Maman homeschooler : Suis-je à la hauteur?

La question qui tue...

Suis-je à la hauteur? Qu’est-ce qui ne va pas chez moi? Qu’est-ce que j’ai fait de mal? Est-ce que je ne ferais pas mieux de tout arrêter, de remettre les enfants à l’école dès demain matin? Est-ce que je ne suis pas en train de foutre leur vie en l’air?

Et c’est parti… T’es tu déjà retrouvée le soir, dans ton lit, la tête envahie de cette question lancinante, « suis-je à la hauteur? », et de tout son cortège de doutes? Ou pire, peut-être n’était-ce même pas une question, mais un jugement sans appel : Je ne suis pas à la hauteur.

Quel poison! Car bien sûr, laquelle d’entre nous répond le coeur léger et la tête haute: Oui! Je suis à la hauteur?!

Mais que veut vraiment dire cette question, quelle histoire nous raconte ce jugement, quel sens a ce questionnement et que peut-il nous apporter? Rembobinons un instant la journée écoulée, et voyons ce qui, concrètement, a pu susciter en nous ces doutes, questions, jugements.

L'expression d'un besoin?

Une fois encore, nos enfants vont nous aider à avancer! C’est eux, bien sûr, qui suscitent en nous ces questionnements… mais est-ce bien si sûr, au fait?

Quand je vois mon enfant qui… – ne sait pas encore lire, a du mal à se faire des amis, tape son frère, se couche trop tard, est tout le temps sur sa tablette… je te laisse compléter 😉 – je me sens triste, j’ai peur, je suis découragée, parce que j’ai besoin que mes enfants soient épanouis, heureux, qu’ils aillent bien pour me sentir – ou plutôt me juger « à la hauteur ». Une bonne mère.

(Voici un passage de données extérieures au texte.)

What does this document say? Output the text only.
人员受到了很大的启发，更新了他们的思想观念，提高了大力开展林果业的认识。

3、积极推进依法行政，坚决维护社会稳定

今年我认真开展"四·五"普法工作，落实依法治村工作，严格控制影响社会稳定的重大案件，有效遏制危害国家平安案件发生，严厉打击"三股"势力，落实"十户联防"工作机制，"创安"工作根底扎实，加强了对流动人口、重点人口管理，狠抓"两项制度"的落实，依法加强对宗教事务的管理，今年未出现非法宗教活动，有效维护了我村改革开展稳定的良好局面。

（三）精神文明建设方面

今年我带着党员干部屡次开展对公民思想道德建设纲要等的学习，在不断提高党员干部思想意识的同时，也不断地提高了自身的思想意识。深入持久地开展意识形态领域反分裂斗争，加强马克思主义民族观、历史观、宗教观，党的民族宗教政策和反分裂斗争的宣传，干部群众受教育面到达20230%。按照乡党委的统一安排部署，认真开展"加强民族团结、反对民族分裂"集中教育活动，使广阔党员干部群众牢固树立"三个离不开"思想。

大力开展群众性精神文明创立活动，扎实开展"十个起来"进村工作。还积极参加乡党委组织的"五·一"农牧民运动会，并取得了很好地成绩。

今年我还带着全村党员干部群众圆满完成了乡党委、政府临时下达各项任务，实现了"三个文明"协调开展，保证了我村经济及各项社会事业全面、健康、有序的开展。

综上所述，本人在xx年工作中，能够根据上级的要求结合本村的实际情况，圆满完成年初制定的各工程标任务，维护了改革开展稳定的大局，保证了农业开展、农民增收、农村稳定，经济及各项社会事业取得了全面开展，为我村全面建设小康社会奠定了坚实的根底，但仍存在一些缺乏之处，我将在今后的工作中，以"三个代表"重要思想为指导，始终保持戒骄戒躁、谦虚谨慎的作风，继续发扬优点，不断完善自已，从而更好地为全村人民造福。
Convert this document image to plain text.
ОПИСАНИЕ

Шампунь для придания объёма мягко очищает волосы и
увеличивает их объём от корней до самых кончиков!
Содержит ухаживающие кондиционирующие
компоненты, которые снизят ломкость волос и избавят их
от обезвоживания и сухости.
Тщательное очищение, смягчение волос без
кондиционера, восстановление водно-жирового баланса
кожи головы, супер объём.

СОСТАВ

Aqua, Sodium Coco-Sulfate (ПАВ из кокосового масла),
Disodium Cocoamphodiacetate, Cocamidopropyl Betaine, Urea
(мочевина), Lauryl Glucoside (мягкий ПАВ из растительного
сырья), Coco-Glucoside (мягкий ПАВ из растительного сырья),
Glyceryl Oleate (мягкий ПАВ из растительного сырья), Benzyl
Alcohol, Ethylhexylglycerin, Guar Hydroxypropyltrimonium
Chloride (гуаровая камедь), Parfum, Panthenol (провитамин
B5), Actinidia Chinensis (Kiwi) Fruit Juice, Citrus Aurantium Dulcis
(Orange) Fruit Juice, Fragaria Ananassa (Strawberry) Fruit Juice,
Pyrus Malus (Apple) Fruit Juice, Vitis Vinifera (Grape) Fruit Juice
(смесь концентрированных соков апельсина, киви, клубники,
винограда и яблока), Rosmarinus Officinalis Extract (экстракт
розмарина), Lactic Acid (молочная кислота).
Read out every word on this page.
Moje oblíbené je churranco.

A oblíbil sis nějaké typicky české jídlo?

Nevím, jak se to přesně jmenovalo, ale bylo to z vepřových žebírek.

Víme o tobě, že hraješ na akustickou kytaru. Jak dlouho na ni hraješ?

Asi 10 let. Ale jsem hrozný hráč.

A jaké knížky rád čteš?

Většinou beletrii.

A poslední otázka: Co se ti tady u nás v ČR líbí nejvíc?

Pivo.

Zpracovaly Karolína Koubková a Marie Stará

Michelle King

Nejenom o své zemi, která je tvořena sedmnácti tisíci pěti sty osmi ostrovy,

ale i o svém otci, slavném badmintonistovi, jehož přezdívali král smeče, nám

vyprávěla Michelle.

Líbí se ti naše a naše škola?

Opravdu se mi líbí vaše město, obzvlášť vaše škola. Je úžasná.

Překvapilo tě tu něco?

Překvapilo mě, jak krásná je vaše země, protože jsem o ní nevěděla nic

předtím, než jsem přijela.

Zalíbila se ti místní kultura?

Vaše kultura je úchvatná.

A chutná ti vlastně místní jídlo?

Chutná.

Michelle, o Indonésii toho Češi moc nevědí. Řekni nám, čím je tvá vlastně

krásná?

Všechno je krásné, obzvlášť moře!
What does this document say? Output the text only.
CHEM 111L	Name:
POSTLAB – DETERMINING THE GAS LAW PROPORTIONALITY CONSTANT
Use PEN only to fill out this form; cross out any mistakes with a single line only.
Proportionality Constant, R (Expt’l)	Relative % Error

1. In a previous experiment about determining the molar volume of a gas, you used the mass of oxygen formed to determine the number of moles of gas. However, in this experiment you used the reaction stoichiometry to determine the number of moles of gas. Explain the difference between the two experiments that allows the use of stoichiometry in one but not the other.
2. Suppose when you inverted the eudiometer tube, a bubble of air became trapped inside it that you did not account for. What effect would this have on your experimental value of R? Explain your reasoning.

As-tu remarqué la superbe structure de cette phrase? Observation des faits, expression des émotions, du besoin sous-jacent… Il ne manque plus que la demande pour en faire la parfaite communication non-violente. Exprimé clairement à notre enfant, ça donnerait quelque chose comme ça:

« Quand je te vois taper ton frère, je me sens triste et j’ai peur, parce que j’ai besoin d’avoir des enfants épanouis et pacifiques. Pourrais-tu arrêter de le taper? »

Où est le piège?

Ou plutôt, les pièges. Commençons par le premier.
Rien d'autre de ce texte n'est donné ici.